Unlike other recent new-issue CLOs that are stretching out their reinvestment periods, GoldenTree is maintaining the standard four-year window. LCM XXIV, for example – a $600 million senior-loan transaction pieced together by LCM Asset Management – is structuring a five-year non reinvestment period through July 2022.  

When GoldenTree announced the launch of its new CLO affiliate in January, the asset manager revealed the unit was hitting the floor running with $600 million in committed funds after being oversubscribed from a diverse investor base of insurance companies, corporate and public pension funds, sovereign wealth funds, and family offices.

GoldenTree promised to have one of the “first and largest” CLO platforms to both invest in and manage CLOs that are compliant with both U.S. and European risk-retention rules, and a new structure that would “enhance returns” for the equity held by GLM.

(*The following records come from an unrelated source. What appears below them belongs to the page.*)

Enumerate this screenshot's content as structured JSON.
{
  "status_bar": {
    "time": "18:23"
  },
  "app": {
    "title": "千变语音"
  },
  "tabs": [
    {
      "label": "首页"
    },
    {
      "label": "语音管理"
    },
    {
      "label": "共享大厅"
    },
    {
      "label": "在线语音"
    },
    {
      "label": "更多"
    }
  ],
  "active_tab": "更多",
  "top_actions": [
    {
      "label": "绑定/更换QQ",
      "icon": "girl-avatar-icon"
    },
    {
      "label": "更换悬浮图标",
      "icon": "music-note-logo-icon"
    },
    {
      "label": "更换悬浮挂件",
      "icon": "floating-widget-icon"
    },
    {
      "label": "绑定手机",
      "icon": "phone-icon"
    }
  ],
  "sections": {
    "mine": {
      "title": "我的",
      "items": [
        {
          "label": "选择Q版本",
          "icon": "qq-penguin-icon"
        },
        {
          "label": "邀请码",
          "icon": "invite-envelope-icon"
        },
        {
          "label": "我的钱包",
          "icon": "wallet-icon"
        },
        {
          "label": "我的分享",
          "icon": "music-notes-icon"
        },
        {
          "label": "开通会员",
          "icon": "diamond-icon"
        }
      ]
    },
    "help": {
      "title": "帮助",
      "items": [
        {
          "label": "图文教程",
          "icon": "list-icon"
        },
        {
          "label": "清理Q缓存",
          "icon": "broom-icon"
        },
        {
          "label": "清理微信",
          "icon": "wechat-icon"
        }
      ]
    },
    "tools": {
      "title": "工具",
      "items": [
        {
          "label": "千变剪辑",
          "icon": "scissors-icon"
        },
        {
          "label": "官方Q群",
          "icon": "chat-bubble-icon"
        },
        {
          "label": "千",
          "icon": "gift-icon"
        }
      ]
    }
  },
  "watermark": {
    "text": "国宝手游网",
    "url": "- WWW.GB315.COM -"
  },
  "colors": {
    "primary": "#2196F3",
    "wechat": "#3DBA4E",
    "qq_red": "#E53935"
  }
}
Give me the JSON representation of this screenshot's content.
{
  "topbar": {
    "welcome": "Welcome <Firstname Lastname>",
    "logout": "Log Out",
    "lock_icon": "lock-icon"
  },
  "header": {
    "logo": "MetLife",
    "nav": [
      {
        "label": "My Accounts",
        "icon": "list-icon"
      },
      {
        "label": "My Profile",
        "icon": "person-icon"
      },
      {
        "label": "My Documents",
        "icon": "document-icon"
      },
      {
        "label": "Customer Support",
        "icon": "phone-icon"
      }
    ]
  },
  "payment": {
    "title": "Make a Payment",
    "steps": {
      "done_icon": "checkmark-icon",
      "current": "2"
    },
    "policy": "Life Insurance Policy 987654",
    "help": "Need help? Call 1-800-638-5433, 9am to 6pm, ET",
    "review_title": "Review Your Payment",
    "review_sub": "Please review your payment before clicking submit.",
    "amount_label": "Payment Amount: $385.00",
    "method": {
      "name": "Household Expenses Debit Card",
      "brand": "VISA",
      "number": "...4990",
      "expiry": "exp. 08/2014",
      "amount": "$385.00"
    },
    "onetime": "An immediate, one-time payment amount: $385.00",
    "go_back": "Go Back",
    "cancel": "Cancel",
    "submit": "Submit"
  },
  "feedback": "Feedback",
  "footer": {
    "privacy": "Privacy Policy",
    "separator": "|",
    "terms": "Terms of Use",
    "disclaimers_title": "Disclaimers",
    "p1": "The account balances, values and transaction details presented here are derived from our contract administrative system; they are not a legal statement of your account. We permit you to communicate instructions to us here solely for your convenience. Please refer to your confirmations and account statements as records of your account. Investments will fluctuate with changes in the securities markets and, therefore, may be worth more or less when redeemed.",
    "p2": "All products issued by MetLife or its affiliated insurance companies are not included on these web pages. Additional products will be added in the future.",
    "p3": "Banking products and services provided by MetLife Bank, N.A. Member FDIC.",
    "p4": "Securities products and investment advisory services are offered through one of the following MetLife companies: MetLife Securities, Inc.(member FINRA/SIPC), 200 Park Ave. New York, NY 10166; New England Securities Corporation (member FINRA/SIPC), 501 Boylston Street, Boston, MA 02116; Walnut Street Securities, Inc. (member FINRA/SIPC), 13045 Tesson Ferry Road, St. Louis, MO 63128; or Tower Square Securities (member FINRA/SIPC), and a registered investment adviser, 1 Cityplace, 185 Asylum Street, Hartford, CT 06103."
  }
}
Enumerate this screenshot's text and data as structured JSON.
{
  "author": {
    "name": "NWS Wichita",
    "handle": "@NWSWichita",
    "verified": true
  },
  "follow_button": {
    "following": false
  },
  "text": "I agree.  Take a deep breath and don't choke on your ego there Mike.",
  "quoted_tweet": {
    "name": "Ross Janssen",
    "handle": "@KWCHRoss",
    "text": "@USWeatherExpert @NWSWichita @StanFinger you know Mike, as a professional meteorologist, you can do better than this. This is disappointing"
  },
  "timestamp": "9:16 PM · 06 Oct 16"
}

In the structure reported in presale reports, S&P and Moody’s noted the variance in both higher total leverage and higher subordination of the ‘AAA’ notes than comparable CLOs rated within the past three months. The deal also includes a lower weighted average cost of debt, a higher weighted average spread and available excess spread, “which shows a stronger underlying portfolio from a cash flow perspective.”

While the deal includes a higher scenario default rate, is also has a higher weighted average recovery rate, according to S&P.

The GoldenTree CLO was among several deals priced or launched in a busy first week of new-issue CLO deals, following a busy February that saw a market deluge of new issuance alongside a large number of refinancing deals taking place.

The priced deals from last week included the $612 million Carlyle US CLO 2017-1 from Carlyle CLO Management; OHA Credit Partners X CLO, totaling $644 million, by Oak Hill Advisors; Octagon Investment Partners XIX with a notes offering of $454 million; and American Money Management’s $408 million AMMC CLO 20 by PGIM.

The deals are among $3.4 billion in new issue CLOs that have priced in March (alongside $5.6 billion in refinancing volume), research from JPMorgan shows. In February, new-issue volume reached $8.1 billion, according to Thomson Reuters LPC.

In addition to GoldenTree and LCM, new presales on deals closing later this month were also issued for the $368 million TIAA CLO II by Teachers Advisors (a subsidiary of TIAA Global Asset Management) and the $400 million ACIC CLO 2017-1 from Acis Capital Management.

Acis has slated only a two-year reinvestment period for ACIC 2017-1, ending in February 2019.